Vintage Kimono ~ Introduction

Vintage Kimono

Most precious kimono from old Japan.

A vintage kimono is one that is from a specific period of kimono design in Japanese history. Each period has distinct styles that reflect the trends and tastes relative to the textiles, designs and techniques used in creating the kimono and obi of the period. Textiles used include silk, wool and cotton. Textiles are distinct in the design of the weave and use of dye, embroidery, gold leaf, and lacquer. This means that each vintage kimono is a one of a kind piece of art. The vintage kimono has distinct character and a uniqueness that cannot be matched in contemporary kimono that are brand new. Each is a piece of history.

A kimono is considered antique if it was worn or made before 1945 (WWII), and tends to be made out of raw silk and spun by hand. Their supple texture is very different from that of contemporary pieces, because modern kimonos are usually made from processed silk, and while they are durable, they often lack this appealing texture.

Vintage kimonos are hand-made from the fabric bolt until the finished kimono and are dyed using stencil papers or are handpainted, then sewn together by hand. The craftsmanship seen in antique kimono is the ultimate demonstration of Japanese textile design of the period. The usual lifespan of silk is considered to be around 100 years, as it gradually becomes weak through oxidation and discoloration, while silk kimonos that have been carefully preserved can be in fairly good condition. Much careful attention needs to be paid to antique kimonos, especially those that are hand-painted or dyed with natural dye, since damage done by perspiration, water or humidity is extremely difficult to reverse.

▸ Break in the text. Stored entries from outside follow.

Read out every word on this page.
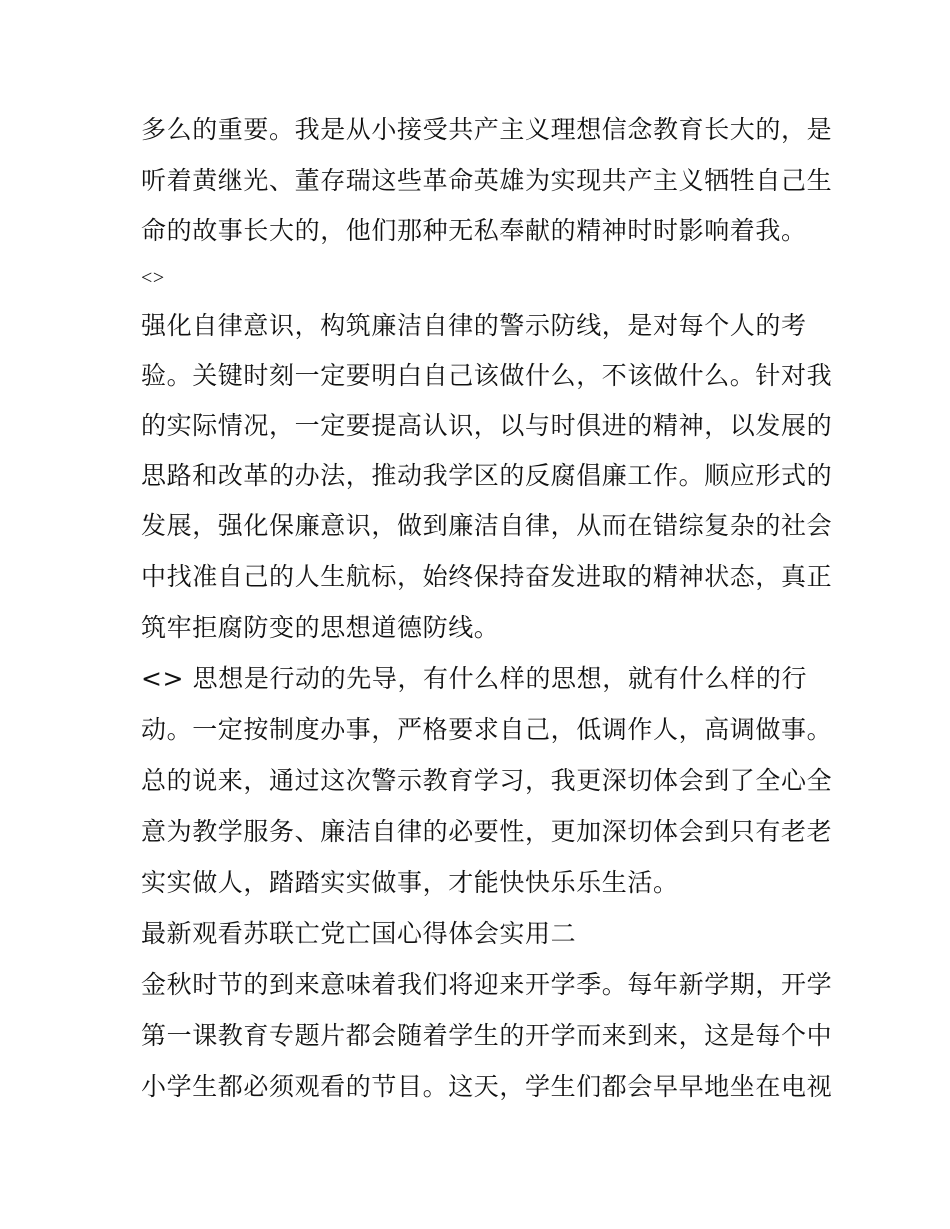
多么的重要。我是从小接受共产主义理想信念教育长大的，是
听着黄继光、董存瑞这些革命英雄为实现共产主义牺牲自己生
命的故事长大的，他们那种无私奉献的精神时时影响着我。
<>
强化自律意识，构筑廉洁自律的警示防线，是对每个人的考
验。关键时刻一定要明白自己该做什么，不该做什么。针对我
的实际情况，一定要提高认识，以与时俱进的精神，以发展的
思路和改革的办法，推动我学区的反腐倡廉工作。顺应形式的
发展，强化保廉意识，做到廉洁自律，从而在错综复杂的社会
中找准自己的人生航标，始终保持奋发进取的精神状态，真正
筑牢拒腐防变的思想道德防线。
<> 思想是行动的先导，有什么样的思想，就有什么样的行
动。一定按制度办事，严格要求自己，低调作人，高调做事。
总的说来，通过这次警示教育学习，我更深切体会到了全心全
意为教学服务、廉洁自律的必要性，更加深切体会到只有老老
实实做人，踏踏实实做事，才能快快乐乐生活。
最新观看苏联亡党亡国心得体会实用二
金秋时节的到来意味着我们将迎来开学季。每年新学期，开学
第一课教育专题片都会随着学生的开学而来到来，这是每个中
小学生都必须观看的节目。这天，学生们都会早早地坐在电视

Japan has a very rich textile history, a major focus of interest and artistic expression being the kimono. Meaning 'the thing worn', the term kimono was first adopted in the mid-19th century. Prior to that the garment was known as a kosode, which means 'small sleeve', a reference to the opening at the wrist. Originally worn by commoners, or as an undergarment by the aristocracy, from the 16th century the kosode, or kimono, had become the principal item of dress for all classes and both sexes. It is still today an enduring symbol of traditional Japanese culture.

'Kimono for Women', 1800-50, monochrome figured silk (rinzu) with tie-dye (shibori) and embroidery. Museum no. FE.101-1982

Kimono are simple, straight-seamed garments. They are worn wrapped left side over right and secured with a sash called an obi. The length of the garment can be altered for height by drawing up excess fabric under the obi, while other adjustments can be made to suit the wearer. By pulling back the collar, for example, the nape of a woman's neck can be more sensuously revealed. The wrap style allows for ease of movement, particularly in a culture where many activities are performed while seated on the floor. The kimono is also well-suited to Japan's climate. Unlined kimono are worn in the humid summers while in winter warmth is provided by lined kimono worn in many layers.

In kimono it is the pattern on the surface, rather than the cut of the garment, that is significant. Indications of social status, personal identity and cultural sensitivity are expressed through colour and decoration.

The choice of obi and accessories, such as combs and pins worn in the hair, are also important. Only the elite regularly wore luxurious kimono; the majority of people would only have donned silk garments on special occasions and were sometimes forbidden to do so all together.

The kimono worn by women, particularly the young, were the most richly decorated and it is generally these that survive in collections like that of the V&A. Such kimono were the designer clothes of their day.